Mocking all public methods of a class may indicate the unit test is testing too much¶
ID: java/excessive-public-method-mocking
Kind: problem
Security severity:
Severity: recommendation
Precision: high
Tags:
- quality
- maintainability
- readability
Query suites:
- java-code-quality.qls
Click to see the query in the CodeQL repository
Overview¶
Mocking methods of a class is necessary for unit tests to run without overhead caused by expensive I/O operations. However, when a unit test ends up mocking all public methods of a class, it may indicate that the test is too complicated, possibly because it is trying to test multiple things at once. Such extensive mocking is likely a signal that the scope of the unit test is reaching beyond a single unit of functionality.
Recommendation¶
It is best to contain the scope of a single unit test to a single unit of functionality. For example, a unit test may aim to test a series of data-transforming functions that depend on an ORM class. Even though the functions may be semantically related with one another, it is better to create a unit test for each function.
Example¶
The following example mocks all methods of an ORM class named EmployeeRecord, and tests four functions against them. Since the scope of the unit test harbors all four of them, all of the methods provided by the class are mocked.

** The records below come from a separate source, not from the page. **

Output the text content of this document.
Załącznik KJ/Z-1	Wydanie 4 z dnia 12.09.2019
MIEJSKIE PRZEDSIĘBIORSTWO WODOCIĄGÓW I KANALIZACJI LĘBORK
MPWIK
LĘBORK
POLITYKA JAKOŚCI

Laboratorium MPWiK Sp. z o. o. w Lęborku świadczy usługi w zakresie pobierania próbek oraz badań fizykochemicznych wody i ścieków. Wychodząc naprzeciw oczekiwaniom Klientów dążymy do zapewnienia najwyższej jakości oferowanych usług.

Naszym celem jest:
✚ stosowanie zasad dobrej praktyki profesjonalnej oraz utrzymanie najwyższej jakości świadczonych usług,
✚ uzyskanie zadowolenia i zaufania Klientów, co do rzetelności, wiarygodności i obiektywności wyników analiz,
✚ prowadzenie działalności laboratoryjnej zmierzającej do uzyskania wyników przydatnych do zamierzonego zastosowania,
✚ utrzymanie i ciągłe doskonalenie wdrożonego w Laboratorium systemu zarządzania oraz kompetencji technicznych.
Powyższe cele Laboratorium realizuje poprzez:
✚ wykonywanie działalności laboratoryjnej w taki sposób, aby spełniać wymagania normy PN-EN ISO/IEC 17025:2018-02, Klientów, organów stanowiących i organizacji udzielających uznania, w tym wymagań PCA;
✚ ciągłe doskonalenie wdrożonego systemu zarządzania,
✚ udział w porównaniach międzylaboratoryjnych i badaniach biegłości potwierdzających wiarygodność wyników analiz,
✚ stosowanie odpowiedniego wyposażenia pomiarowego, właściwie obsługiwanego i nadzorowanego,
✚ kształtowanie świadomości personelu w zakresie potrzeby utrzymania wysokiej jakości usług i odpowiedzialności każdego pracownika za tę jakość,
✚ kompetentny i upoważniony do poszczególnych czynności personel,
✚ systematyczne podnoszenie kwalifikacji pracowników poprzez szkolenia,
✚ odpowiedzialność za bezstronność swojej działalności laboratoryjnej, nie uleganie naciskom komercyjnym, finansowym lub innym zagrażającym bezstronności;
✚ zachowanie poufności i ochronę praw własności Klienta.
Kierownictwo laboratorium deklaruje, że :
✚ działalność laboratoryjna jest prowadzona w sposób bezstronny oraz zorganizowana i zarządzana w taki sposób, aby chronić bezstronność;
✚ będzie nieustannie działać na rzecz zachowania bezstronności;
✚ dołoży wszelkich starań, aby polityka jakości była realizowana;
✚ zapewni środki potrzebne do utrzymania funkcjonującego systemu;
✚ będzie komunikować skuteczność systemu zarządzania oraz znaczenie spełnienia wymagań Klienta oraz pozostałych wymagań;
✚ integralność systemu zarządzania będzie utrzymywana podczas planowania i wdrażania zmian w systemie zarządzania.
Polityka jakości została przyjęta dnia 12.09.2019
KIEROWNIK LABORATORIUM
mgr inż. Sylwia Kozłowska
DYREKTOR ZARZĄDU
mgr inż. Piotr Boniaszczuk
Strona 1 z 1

public class EmployeeRecord {
public int add(Employee employee) { ... }
public Employee get(String name) { ... }
public int update(Employee employee, String newName) { ... }
public int delete(Employee employee) { ... }
}
public class TestORM {
@Test
public void nonCompliant() {
Employee sampleEmployee = new Employee("John Doe");
EmployeeRecord employeeRecordMock = mock(EmployeeRecord.class); // NON_COMPLIANT: Mocked class has all of its public methods used in the test
when(employeeRecordMock.add(sampleEmployee)).thenReturn(0); // Mocked EmployeeRecord.add
when(employeeRecordMock.get("John Doe")).thenReturn(sampleEmployee); // Mocked EmployeeRecord.get
when(employeeRecordMock.update(sampleEmployee, "Jane Doe")).thenReturn(0); // Mocked EmployeeRecord.update
when(employeeRecordMock.delete(sampleEmployee)).thenReturn(0); // Mocked EmployeeRecord.delete
}
@Test
public void compliant() {
Employee sampleEmployee = new Employee("John Doe");
EmployeeRecord employeeRecordMock = mock(EmployeeRecord.class); // COMPLIANT: Only some of the public methods belonging to the mocked object are used
when(employeeRecordMock.add(sampleEmployee)).thenReturn(0); // Mocked EmployeeRecord.add
when(employeeRecordMock.update(sampleEmployee, "Jane Doe")).thenReturn(0); // Mocked EmployeeRecord.update
}
}
Implementation Notes¶
JUnit provides two different ways of mocking a method call: when(mockedObject.methodToMock(...)).thenReturn(...) and doReturn(...).when(mockedObject).methodToMock(...). Both forms are taken into account by the query.
References¶
Baeldung: Best Practices for Unit Testing in Java.